Figure 1. Higher expression of CHTOP was associated with a lower DFS rate and was found in malignant epithelial ovarian cancer cells.

(A) Higher expression of CHTOP was associated with a lower 10-year DFS rate in ovarian cancer patients. (B) CHTOP was highly expressed in human ovarian cancer tissues.
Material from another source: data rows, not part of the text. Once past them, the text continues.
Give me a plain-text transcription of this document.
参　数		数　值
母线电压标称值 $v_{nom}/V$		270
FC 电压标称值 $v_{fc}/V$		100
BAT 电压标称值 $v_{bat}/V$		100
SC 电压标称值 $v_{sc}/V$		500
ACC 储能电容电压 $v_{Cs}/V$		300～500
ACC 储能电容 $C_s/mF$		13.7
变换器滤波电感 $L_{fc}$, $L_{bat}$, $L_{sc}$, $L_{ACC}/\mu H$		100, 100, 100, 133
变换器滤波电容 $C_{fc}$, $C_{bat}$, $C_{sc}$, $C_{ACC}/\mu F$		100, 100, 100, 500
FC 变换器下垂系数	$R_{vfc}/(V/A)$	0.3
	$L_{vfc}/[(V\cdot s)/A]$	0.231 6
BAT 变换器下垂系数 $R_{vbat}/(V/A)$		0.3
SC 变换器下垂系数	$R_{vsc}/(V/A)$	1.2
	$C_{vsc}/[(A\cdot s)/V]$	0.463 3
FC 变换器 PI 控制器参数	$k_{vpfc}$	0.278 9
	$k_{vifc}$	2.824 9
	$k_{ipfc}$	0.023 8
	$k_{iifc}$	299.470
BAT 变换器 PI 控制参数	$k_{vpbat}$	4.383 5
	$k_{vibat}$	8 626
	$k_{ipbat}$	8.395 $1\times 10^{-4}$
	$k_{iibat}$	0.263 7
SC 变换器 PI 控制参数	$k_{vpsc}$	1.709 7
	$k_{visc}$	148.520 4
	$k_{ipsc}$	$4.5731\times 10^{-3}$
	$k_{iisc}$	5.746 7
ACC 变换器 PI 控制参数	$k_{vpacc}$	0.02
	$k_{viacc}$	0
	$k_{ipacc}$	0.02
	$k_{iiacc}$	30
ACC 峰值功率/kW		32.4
Representative immunohistochemical images of normal ovarian tissues, adjacent tissues, and benign and malignant cancer tissues were obtained at 400× magnification. Brown represents CHTOP staining, while blue represents nuclear staining. (C) Compared with normal epithelial ovarian cell line (HOSE), higher protein expression of CHTOP was found in epithelial ovarian cancer cell lines (IGROV-1, OV-90, and SK-OV-3). The protein expression of CHTOP was tested and quantitated by immunoblot analysis and densitometric scan, respectively. GAPDH was used as the loading control. (D) Compared with normal epithelial ovarian cell line (HOSE), higher protein expression of CHTOP was found in epithelial ovarian cancer cell lines (IGROV-1, OV-90, and SK-OV-3). The protein expression of CHTOP was tested by immunofluorescence. Red fluorescence represents CHTOP, while blue fluorescence represents nucleus. Representative images were obtained at 200× magnification, and mean intensity of fluorescence from five randomly selected fields was evaluated. (E) Comparison of CHTOP knockdown efficiency among three CHTOP-targeted siRNAs. The protein expression of CHTOP was tested and quantitated by immunoblot analysis and densitometric scan, respectively. GAPDH was used as the loading control. (F) Effective CHTOP knockdown was confirmed by immunofluorescence. The protein expression of CHTOP was tested by immunofluorescence. Red fluorescence represents CHTOP, while blue fluorescence represents nucleus. Representative images were obtained at 200× magnification, and mean intensity of fluorescence from five randomly selected fields was evaluated.